Suite à la Lecture du texte « Le retour »

De Catherine Ferrière Marzio,  Mise en voix : Céline Huot

Dans le cadre Rendez-vous d’Impromptus PerformatIFs et ParticipatI Le courant alternatIF du Festival d’AvignonIF : NI IN – NI OFF Du 26 au 31 juillet 2015 à la Fabrique des Imaginaires de Saint­Géniès de Comola

PRODUCTION http://www.lesartsetmouvants.com/actualites/

Les Arts et Mouvants, à l’endroit des mondes allant vers en co-réalisation avec  la Fabrique des Imaginaires

Quelques retours en image avant la vidéo de la Lecture très prochainement.

Photographie : Charlotte Collin, Studio Collin (http://www.studiocollin.com/ )

Pour retrouver le texte : http://remue.net/spip.php?article7515

Un mot de l’auteur

Le retour, le Retour.

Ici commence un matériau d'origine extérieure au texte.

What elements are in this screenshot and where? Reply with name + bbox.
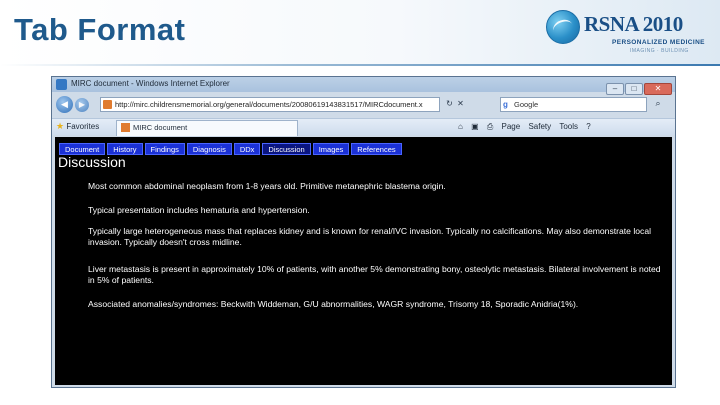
logo-brand: RSNA 2010 <box>584 12 683 36</box>
address-buttons: ↻ ✕ <box>444 99 466 108</box>
tab-images[interactable]: Images <box>312 143 350 155</box>
feeds-icon[interactable]: ▣ <box>471 122 479 131</box>
browser-window: MIRC document - Windows Internet Explore… <box>51 76 676 388</box>
safety-menu[interactable]: Safety <box>528 122 551 131</box>
header-divider <box>0 64 720 66</box>
command-tools: ⌂ ▣ ⎙ Page Safety Tools ? <box>452 122 591 132</box>
address-input[interactable]: http://mirc.childrensmemorial.org/genera… <box>100 97 440 112</box>
paragraph: Most common abdominal neoplasm from 1-8 … <box>88 181 446 191</box>
discussion-heading: Discussion <box>58 154 126 170</box>
browser-tab[interactable]: MIRC document <box>116 120 298 136</box>
paragraph: Typical presentation includes hematuria … <box>88 205 310 215</box>
forward-arrow-icon[interactable]: ▶ <box>75 98 89 112</box>
address-bar-row: ◀ ▶ http://mirc.childrensmemorial.org/ge… <box>52 94 675 116</box>
page-menu[interactable]: Page <box>502 122 521 131</box>
tab-references[interactable]: References <box>351 143 402 155</box>
document-tabs: Document History Findings Diagnosis DDx Discu… <box>59 139 404 155</box>
tab-discussion[interactable]: Discussion <box>262 143 311 155</box>
page-content: Document History Findings Diagnosis DDx Discu… <box>55 137 672 385</box>
star-icon: ★ <box>56 121 65 131</box>
home-icon[interactable]: ⌂ <box>458 122 463 131</box>
search-icon[interactable]: ⌕ <box>652 98 664 111</box>
stop-icon[interactable]: ✕ <box>455 99 466 108</box>
command-bar: ★ Favorites MIRC document ⌂ ▣ ⎙ Page Saf… <box>52 118 675 136</box>
logo-subtagline: IMAGING · BUILDING <box>630 48 689 54</box>
paragraph: Liver metastasis is present in approxima… <box>88 264 661 285</box>
search-input[interactable]: Google <box>500 97 647 112</box>
tab-ddx[interactable]: DDx <box>233 143 261 155</box>
tab-findings[interactable]: Findings <box>144 143 185 155</box>
window-titlebar: MIRC document - Windows Internet Explore… <box>52 77 675 95</box>
slide-title: Tab Format <box>14 12 186 47</box>
globe-icon <box>546 10 580 44</box>
refresh-icon[interactable]: ↻ <box>444 99 455 108</box>
ie-icon <box>56 79 67 90</box>
tab-diagnosis[interactable]: Diagnosis <box>186 143 232 155</box>
rsna-logo: RSNA 2010 PERSONALIZED MEDICINE IMAGING … <box>546 8 711 58</box>
window-title: MIRC document - Windows Internet Explore… <box>71 79 230 88</box>
help-icon[interactable]: ? <box>586 122 590 131</box>
tab-favicon-icon <box>121 123 130 132</box>
paragraph: Associated anomalies/syndromes: Beckwith… <box>88 299 579 309</box>
favorites-button[interactable]: ★ Favorites <box>56 121 99 132</box>
favorites-label: Favorites <box>66 122 100 131</box>
back-arrow-icon[interactable]: ◀ <box>56 96 73 113</box>
google-icon: g <box>503 100 508 109</box>
page-favicon-icon <box>103 100 112 109</box>
window-controls: – □ ✕ <box>605 78 672 95</box>
tools-menu[interactable]: Tools <box>559 122 578 131</box>
slide-header: Tab Format RSNA 2010 PERSONALIZED MEDICI… <box>0 0 720 66</box>
print-icon[interactable]: ⎙ <box>487 122 493 131</box>
logo-tagline: PERSONALIZED MEDICINE <box>612 39 705 46</box>
paragraph: Typically large heterogeneous mass that … <box>88 226 652 247</box>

Quand j’ai écris ce texte j’étais retournée là où j’ai grandi : mon père était mort.

Je voulais lui écrire une lettre, le Retour est cette lettre.

C’est pour cela que j’ai voulu que ma fille aînée vous lise ce texte à voix haute et à haute voix, car ce texte est adressé à un mort : Père ! Viens que je te porte !

A un mort qui écoutera ainsi comme il fut vivant.

C’est pour cela que seule ma fille peut en assurer la transmission.

Merci à Laurent Schuh d’avoir donné suite à ma proposition,

Merci à Céline.

Catherine Ferrière Marzio

Un mot de la comédienne

Il y a des Silences plus grands que la plus haute clameur, il y a des Ecoutes qui ne se nourrissent que du présent. Il y a des attentes d’une infinie peine. Il y a des chaleurs humaines qui guérissent de toutes les froideurs des paires.

De ses silences, j’appris :

La clameur des garrigues

La détresse attentive des animaux perdus

Le souvenir des morts

La voix des vivants

Le bruit sourd d’une boule de pétanque retrouvant le sol du Sud

La douleur de ce qui ne peut que se taire

….

De ses écoutes, je sus :

L’humilité de l’invisible

De son attente,… je ne pus que suspendre de rares mots, souvenirs, d’un Pays qui l’a emmené avec lui vers cette autre Rive. Papy avait ces dons du silence et de l’écoute.

 

D’une parole rare il transmettait au-delà de lui. Je pourrais conter mes souvenirs : la lambada dans la voiture, les parties de belotte dans le soir d’été, l’odeur du pastis, la bergerie de nos garrigues, l’amour des bêtes transmis, les tristesses nocturnes, l’écoute de mes pleurs, la protection, l’amusement encore et encore, la pétanque, ma première ballade en vélo …. Mais c’est par les ballades de ma mère que de sa présence j’espère vous livrer l’incroyable beauté d’un homme qui savait d’un murmure être l’écoute.